Site Logosu

Gün Zileli

Aşk ve Devrim

Komünizm ?!!

80’lerde Sosyalizm Tartışmaları, Çin, Devrim ve Sosyalizm Sorunları, Fikret Başkaya, Gün Zileli, İdeolojik Biçimlenme, Lenin, Leninizm, Rejimler, Sovyetler Birliği, Stalinizm

 

 

 

Dün Özgür Üniversite’nin Dönem Açılış Toplantısında Fikret Başkaya’nın konuşmasını izledim. Bu toplantıda “komünizm”in dünü ve bugünü üzerine birkaç söz de ben ettim. Böyle bir toplantıda bu kapsamlı konuyu etraflıca açmam mümkün olmadı. Orada mümkün olmayanı bu yazıda biraz açmaya çalışacağım.
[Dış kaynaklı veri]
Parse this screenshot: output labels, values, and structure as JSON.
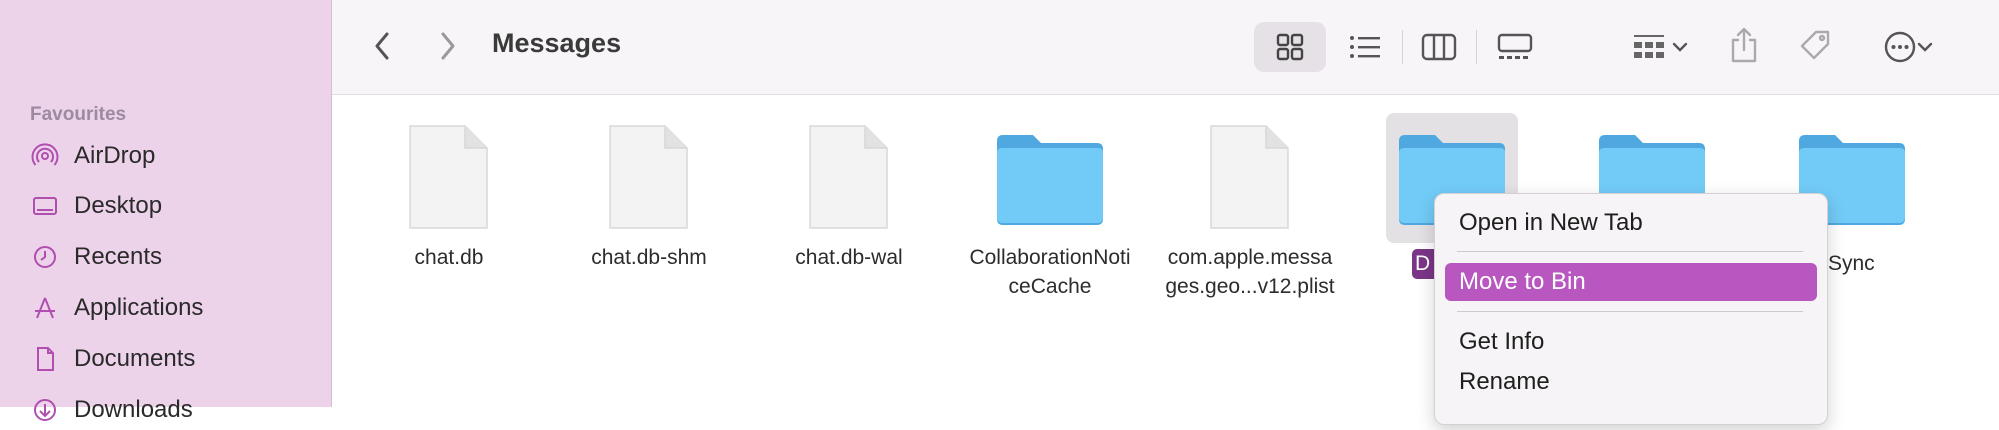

Dünkü toplantıda, Fikret hocanın “artık kimse komünizmden söz etmiyor” yakınması üzerine söz almıştım. Bence bundan daha doğal bir şey olamazdı. Çünkü komünizm yüz yılı aşkın tarihinde, insanlığa vadettiklerinin hiçbirini gerçekleştirememiş, tersine, bu vaatlerin tam zıddı bir yol izlemiş, somut pratikte bir tür devlet kapitalizmi diktatörlüğü olarak tezahür etmiş, iddiasının başat pratiği olan Sovyetler Birliği’nde çökmüş, çökmediği Çin, Vietnam gibi ülkelerde devlet kapitalizmini “piyasa” ile harmanlayarak varlığını sürdürmüş, Kuzey Kore’de ise otarşik ve dünyaya kapalı bir mutlak devlet diktatörlüğü ile varolagelmiştir.

Lenin, komünizmi, daha baştan, Bolşevik Partisi’nin başat vaatlerinden olan “işçi denetimini” ortadan kaldırıp, grev hakkını yasaklayarak ve işçileri tek kişi yönetiminde üretim makineleri ve “ücretsiz köleler” haline getirerek uygulamaya girişmiş; bununla da kalmayıp ülke çapında Çeka polis örgütünün terörüne dayanan bir tek parti diktatörlüğü kurmuş, direnen köylülerin derhal kurşuna dizilmesi talimatları yayınlamış, diğer sosyalist partileri ve anarşistleri yasa dışı ilan etmiş, Kurucu Meclis’i zor yoluyla (ve kan dökerek) ilga etmiş, 1917 Şubat devriminin ürünü olan gerçek Sovyetleri rejimin kuklası haline getirmiş, basın ve ifade özgürlüğünü ortadan kaldırmıştır vb. vb.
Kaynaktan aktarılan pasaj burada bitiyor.